Catholic college fosters religious pluralism

St. Mary's College of California
Statue of St. John Baptist de la Salle at Saint Mary’s College of California

 

By Donald H. Harrison

Donald H. Harrison
Donald H. Harrison
Barbara McGraw, PhD
Barbara McGraw, PhD

MORAGA, California –Prof. Barbara McGraw of Saint Mary’s College of California likes to tell of an interfaith conference she attended at which delegates representing a wide spectrum of religious beliefs all were in attendance.

As was the custom at such gatherings, people in the audience asking questions first would identify themselves by name and by their religious affiliation. One man who identified himself as a “fundamentalist evangelist Christian” was himself asked a question by another member of the audience.  “Isn’t it true,” he was asked, “that you think all the rest of us will go to hell?  Isn’t that your thinking?”

The man responded: “Actually I do.”  Everyone laughed or gasped and the man added: “But I think there is a hell of a lot that we can do together to make the world a better place while we are here.”  According to McGraw, the man then received massive applause.

McGraw, who is director of Saint Mary’s Center for Engaged Religious Pluralism, said she likes to tell that story because it is an example of interfaith work.

“It totally isn’t about what happens in the hereafter, or what God is, or what our theological beliefs are,” she told me.  “It’s all about our coming together and figuring out what we can do together with dignity and respect toward everyone to work for a more peaceful and better world.”

One of the initiatives with which McGraw was involved was the creation of a minor in interfaith leadership in this small college’s School of Economics and Business Administration.
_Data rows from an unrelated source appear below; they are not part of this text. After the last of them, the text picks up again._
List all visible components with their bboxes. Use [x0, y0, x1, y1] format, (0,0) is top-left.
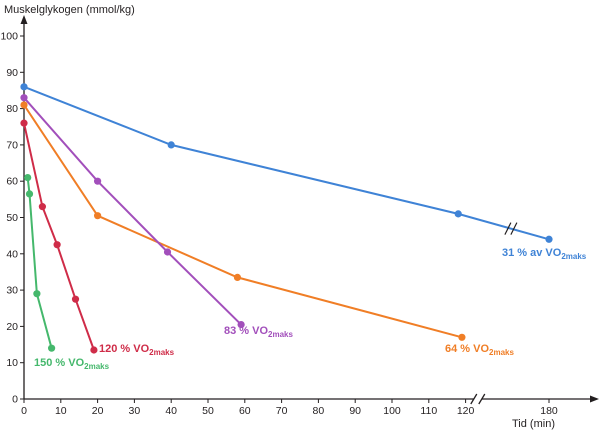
series-line [23, 85, 550, 241]
series-label-main: 150 % VO [34, 357, 85, 369]
y-tick-label: 30 [6, 285, 18, 297]
series-label-main: 120 % VO [99, 343, 150, 355]
x-axis-break-mark [470, 393, 478, 405]
data-point [545, 235, 553, 243]
series-4: 120 % VO2maks [20, 119, 175, 357]
x-tick-label: 50 [202, 405, 214, 417]
series-label-main: 64 % VO [445, 343, 489, 355]
y-tick-label: 10 [6, 357, 18, 369]
data-point [90, 346, 98, 354]
series-break-mark [510, 222, 518, 235]
x-axis-break-mark [478, 393, 486, 405]
series-label-sub: 2maks [84, 362, 109, 371]
y-axis-ticks: 0 10 20 30 40 50 60 70 80 90 100 [0, 31, 24, 406]
y-tick-label: 60 [6, 176, 18, 188]
y-tick-label: 100 [0, 31, 18, 43]
x-axis-title: Tid (min) [512, 418, 555, 430]
axes [20, 15, 599, 405]
series-5: 150 % VO2maks [24, 173, 110, 371]
series-line [26, 177, 53, 349]
x-tick-label: 120 [457, 405, 475, 417]
data-point [20, 119, 28, 127]
data-point [458, 333, 466, 341]
y-tick-label: 50 [6, 212, 18, 224]
x-tick-label: 100 [383, 405, 401, 417]
x-tick-label: 70 [276, 405, 288, 417]
y-tick-label: 40 [6, 248, 18, 260]
data-point [454, 210, 462, 218]
series-break-mark [504, 222, 512, 235]
y-tick-label: 70 [6, 139, 18, 151]
data-point [94, 177, 102, 185]
series-label-main: 83 % VO [224, 325, 268, 337]
data-point [20, 83, 28, 91]
x-tick-label: 0 [21, 405, 27, 417]
series-line [23, 104, 463, 339]
data-point [163, 248, 172, 256]
y-axis-title: Muskelglykogen (mmol/kg) [4, 4, 135, 16]
x-tick-label: 10 [55, 405, 67, 417]
data-point [24, 173, 32, 182]
x-tick-label: 20 [92, 405, 104, 417]
series-label: 64 % VO2maks [445, 343, 514, 357]
data-point [33, 290, 41, 298]
series-label-sub: 2maks [489, 348, 514, 357]
series-1: 31 % av VO2maks [20, 83, 587, 261]
series-label-sub: 2maks [268, 330, 293, 339]
x-axis-arrow [590, 395, 599, 403]
y-tick-label: 20 [6, 321, 18, 333]
data-point [20, 101, 28, 109]
x-tick-label: 80 [313, 405, 325, 417]
series-label-main: 31 % av VO [502, 247, 562, 259]
data-point [48, 344, 56, 352]
y-tick-label: 80 [6, 103, 18, 115]
series-label: 120 % VO2maks [99, 343, 175, 357]
y-tick-label: 0 [12, 394, 18, 406]
data-point [25, 190, 34, 198]
data-point [167, 141, 175, 149]
data-point [71, 295, 80, 303]
x-tick-label: 90 [349, 405, 361, 417]
data-point [94, 212, 102, 220]
data-point [38, 203, 47, 211]
data-point [237, 320, 245, 329]
series-3: 83 % VO2maks [20, 94, 293, 339]
series-label: 31 % av VO2maks [502, 247, 587, 261]
y-tick-label: 90 [6, 67, 18, 79]
series-line [23, 97, 242, 326]
series-label-sub: 2maks [561, 252, 586, 261]
x-axis-ticks: 0 10 20 30 40 50 60 70 80 90 100 110 120 180 [21, 399, 558, 417]
x-tick-label: 60 [239, 405, 251, 417]
y-axis-arrow [20, 15, 28, 24]
x-tick-label: 30 [129, 405, 141, 417]
data-point [20, 94, 28, 102]
series-label: 150 % VO2maks [34, 357, 110, 371]
data-point [53, 241, 61, 249]
series-label: 83 % VO2maks [224, 325, 293, 339]
series-2: 64 % VO2maks [20, 101, 514, 357]
x-tick-label: 180 [540, 405, 558, 417]
data-point [233, 273, 242, 281]
series-label-sub: 2maks [149, 348, 174, 357]
x-tick-label: 110 [420, 405, 437, 417]
x-tick-label: 40 [165, 405, 177, 417]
She said there is research that “When people work together for a common goal they develop a super-ordinate identity– so I may be Jewish, Muslim, Christian, or whatever, but I also have a super-ordinate identity of being a pluralist because I can work with everyone together. I can understand them and respect them, not because we agree on everything but because we work together.”

Interfaith leadership in the world of business, she said, involves “people doing business projects together, for the good, with profit, that really enhance people’s lives and make things easier, such as bringing water to people in India. When business people are trained to be interfaith leaders, we can bring interfaith cooperation and understanding to the people and that super-ordinate identity can be fostered as well.”

Saint Mary’s, located in the town of Moraga, is a Catholic university that dedicates itself to “the core Lasallian principles of social justice, faith in the presence of God, respect for all persons, inclusive community, and quality education,” according to the website of the 420-acre campus which serves nearly 4,000 undergraduate and graduate students.  “Lasallian” refers to the order of lay brothers founded in the late 18th century by St. John Baptist de la Salle, “who devoted his life to the ministry of Christian education, especially for the poor.” A statue of him is a dominant feature of the campus.

McGraw, who herself is a Unitarian Universalist, estimated that Catholic students comprise about 60 percent of the student body, with a range of other faiths, including Judaism, accounting for the other 40 percent.  An Introduction to Judaism course is taught by Rabbi Harry Manhoff, who is a pulpit rabbi at Temple Beth Sholom in San Leandro, California.  One of McGraw’s student interns, Cabrilla McGinn, is Jewish.  One project that McGinn took on, illustrating the sense of pluralism on the campus, was a panel which explored the reactions of Muslim and Sikh students to American life in the age of the War on Terror. Muslims as well as Sikhs, who often are mistaken for Muslims, have often encountered hostility from Americans ever since the 9-11 terrorist attacks of 2001.

The center director noted that one of the panelists was a “Muslim woman who wears a hijab and she had someone accost her and yell at her on the subway,” McGraw recalled. “And the thing that shocked her was not that it happened but no one came forward on the subway to help her.”

“I thought here is a great example of true interfaith collaboration: a Jewish woman bringing these folks together to have this conversation,” McGraw said.

Asked about issues that embroil other college campuses, such as the Israeli-Palestinian dispute, McGraw said that whereas some people have strong opinions on either side of the issue, discussions at Saint Mary’s College have been congenial.

Although strife among religious communities in various parts of the world always is in the news, little of that strife is experienced on this sheltered campus shaded by numerous trees, according to McGraw.

A greater concern for her personally, she said, is getting students to feel comfortable discussing their religious beliefs in a public setting.

McGraw suggested in our interview that the reason for the students’ reluctance is that “there has been a strong cultural dimension around what we call ‘secular.’”  However, she said, it is fallacy to think that society can neutralize conflicts “by suppressing them under a false overlay of secularism.”  In fact, she said, “in the research I’ve done, the original idea of secularism never had to do with people not being who they are in the public square.  But in the 20th century that became kind of a trend.”

She said that “there is more of a tendency for conflict to arise when you suppress people around their religious identity.  A better approach is what we people in this area call ‘pluralism,’ which isn’t just religious diversity; it is the engagement of people in their deep commitments.  And it is also valuing that people have different identities.  Valuing pluralism is a way of making the world a better place from various perspectives.”